Collectivement ou séparément, les membres de Tuxedomoon sont aujourd’hui responsables d’au moins cent albums. Et on ne compte plus leurs multiples collaborations dans le monde du théâtre, du film, de la danse et de la littérature. Bref, pour fêter leur 30ème anniversaire d’existence, le groupe devait frapper fort. Et il y est parvenu. En décidant de sortir un box en même temps que leur nouvel opus, « Vapour trails ». En édition limitée, cependant. Sous-titré "77o7 tm", il contient 4 disques dont trois audio et un Dvd. C'est-à-dire, leur elpee flambant neuf, un cd contenant des archives non reproduites sur support à ce jour, un cd live enregistré début 2007 et un Dvd de 160 minutes.
« Unearthed: Found Films » est un Dvd découpé en sections distinctes, parmi lesquelles on épinglera « Ghost Sonata », une musique destinée à un opéra sans paroles qui n’a jamais été joué et traduit ici en court-métrage. Toute une série de vidéos ("A Thousand Lives By Pictures"), un documentaire immortalisé en tournée ("Mythical Puzzle") et des expérimentations vidéo live commises fin des seventies, début des eighties ("Jet Wave" and "Colorado Suite") complètent le tableau. Des documents exceptionnels qui démontrent le cheminement incroyable opéré par cette formation mythique. A cet égard, si vous souhaitez un guide pour suivre le fil de leur histoire, je vous invite à lire ou à relire l’interview que Musiczine leur avait consacrée en 2003 (http://www.musiczine.net/fr/index.php?option=com_alphacontent§ion=2&cat=12106&task=view&id=1327&Itemid=36).
« Unearthed: Lost Cords » réunit 15 titres jamais enregistrés à ce jour, dont une majorité de versions démo. Des morceaux commis entre 1977 et 1997, parmi lesquels j’épinglerai le superbe « Atlantis » (NDR : une flip side datant de 85) ainsi que l’insolite et exotique « Brad's Loop ». Mais le reste vaut son pesant de surprises.

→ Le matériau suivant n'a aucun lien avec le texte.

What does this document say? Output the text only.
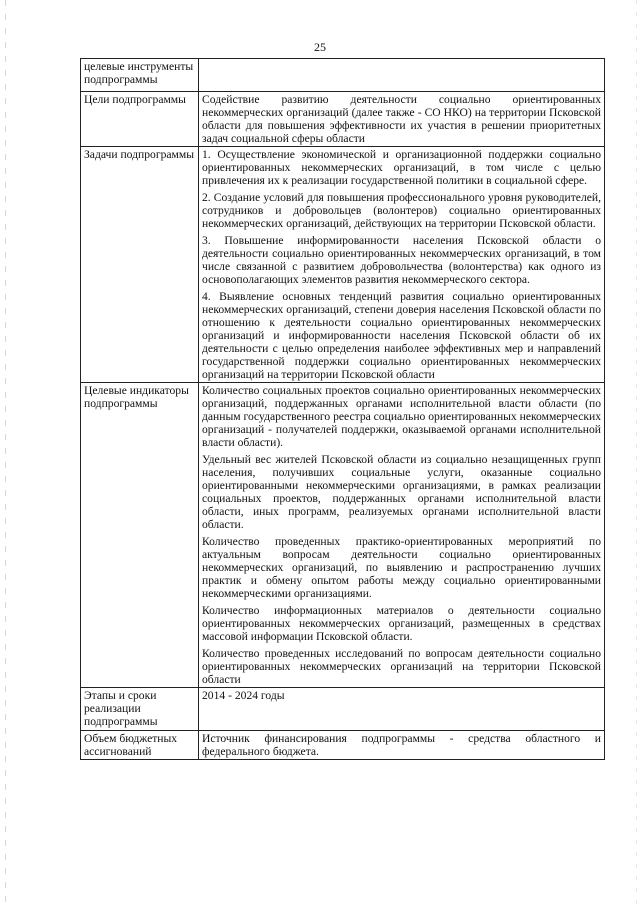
25
целевые инструменты подпрограммы	
Цели подпрограммы	Содействие развитию деятельности социально ориентированных некоммерческих организаций (далее также - СО НКО) на территории Псковской области для повышения эффективности их участия в решении приоритетных задач социальной сферы области

Задачи подпрограммы	1. Осуществление экономической и организационной поддержки социально ориентированных некоммерческих организаций, в том числе с целью привлечения их к реализации государственной политики в социальной сфере.

2. Создание условий для повышения профессионального уровня руководителей, сотрудников и добровольцев (волонтеров) социально ориентированных некоммерческих организаций, действующих на территории Псковской области.

3. Повышение информированности населения Псковской области о деятельности социально ориентированных некоммерческих организаций, в том числе связанной с развитием добровольчества (волонтерства) как одного из основополагающих элементов развития некоммерческого сектора.

4. Выявление основных тенденций развития социально ориентированных некоммерческих организаций, степени доверия населения Псковской области по отношению к деятельности социально ориентированных некоммерческих организаций и информированности населения Псковской области об их деятельности с целью определения наиболее эффективных мер и направлений государственной поддержки социально ориентированных некоммерческих организаций на территории Псковской области

Целевые индикаторы подпрограммы	Количество социальных проектов социально ориентированных некоммерческих организаций, поддержанных органами исполнительной власти области (по данным государственного реестра социально ориентированных некоммерческих организаций - получателей поддержки, оказываемой органами исполнительной власти области).

Удельный вес жителей Псковской области из социально незащищенных групп населения, получивших социальные услуги, оказанные социально ориентированными некоммерческими организациями, в рамках реализации социальных проектов, поддержанных органами исполнительной власти области, иных программ, реализуемых органами исполнительной власти области.

Количество проведенных практико-ориентированных мероприятий по актуальным вопросам деятельности социально ориентированных некоммерческих организаций, по выявлению и распространению лучших практик и обмену опытом работы между социально ориентированными некоммерческими организациями.

Количество информационных материалов о деятельности социально ориентированных некоммерческих организаций, размещенных в средствах массовой информации Псковской области.

Количество проведенных исследований по вопросам деятельности социально ориентированных некоммерческих организаций на территории Псковской области

Этапы и сроки реализации подпрограммы	2014 - 2024 годы

Объем бюджетных ассигнований	Источник финансирования подпрограммы - средства областного и федерального бюджета.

« 162o7 (39°N 7°W) » est donc le ‘live’ immortalisé début de cette année. Douze fragments parmi lesquels, on éprouve un immense plaisir à écouter « Luther blisset » et ses cuivres conjugués à la perfection, l’énigmatique « Still small voice », le semi-cabaret « Baron Brown », un « Triptych » plongé dans la musique de chambre contemporaine, le latino, intimiste et douloureux « Muchos colores », le classique « A home away » et en final le punk cérébral « The beast », finalement tellement proche du Wire des débuts.
Mais venons-en enfin au nouvel opus, « Vapour Trails ». Partagé en huit plages, je dois avouer qu’il n’est pas facile à digérer. L’expérimentation y est encore une fois très présente, et plusieurs écoutes sont indispensables avant de commencer à pouvoir s’en imprégner. D’ailleurs, je dois humblement avouer, ne pas encore être parvenu à me familiariser complètement avec la solution sonore de deux ou trois titres. Et en particulier « Dark temple », sorte de mélange improbable entre lounge jazzyfiante et électro-acoustique ténébreuse. « Waddin in to love », également. Presque soul, mais dans l’esprit de Tuxedomoon. Et enfin « Big olive », sorte de fusion jazz/funk/punk. Hanté par les accords sinistres d’un piano bar, il aurait pu relever du répertoire de Pere Ubu. Les cinq autres fragments adoptent un profil plus ‘classique’ tout en demeurant, bien sûr, avant-gardistes. Depuis le filmique et de mauvaise augure « Muchos colores », chanté dans la langue de Cervantes par Blaine Reininger à l’insolite « Epso meth lama », au cours duquel chœurs soviétiques ( ?!?!?) et electro ambient hypnotique (Tangerine Dream ?) baignent dans un climat arabisant enrichi d’un piano bar (NDR : rien que ça !) « Still small voices » épouse cependant un format plus rock, et lorgne manifestement vers le notoire « Heroes » de Bowie, alors que cuivré à la manière de Miles Davis, « Kubrick » trempe dans une sorte de post rock contemplatif et cauchemardesque. Reste donc « Dizzy » dont la boîte à rythmes torrentueux tapisse un univers sonore né d’une fusion entre le jazz, le rock et le psychédélisme. Toute une analyse qu’il est nécessaire de placer dans un contexte propre à Tuxedomoon. C'est-à-dire de musique intemporelle.
Bref, pour tout aficionado de Tuxedomoon, ce box est indispensable à sa collection.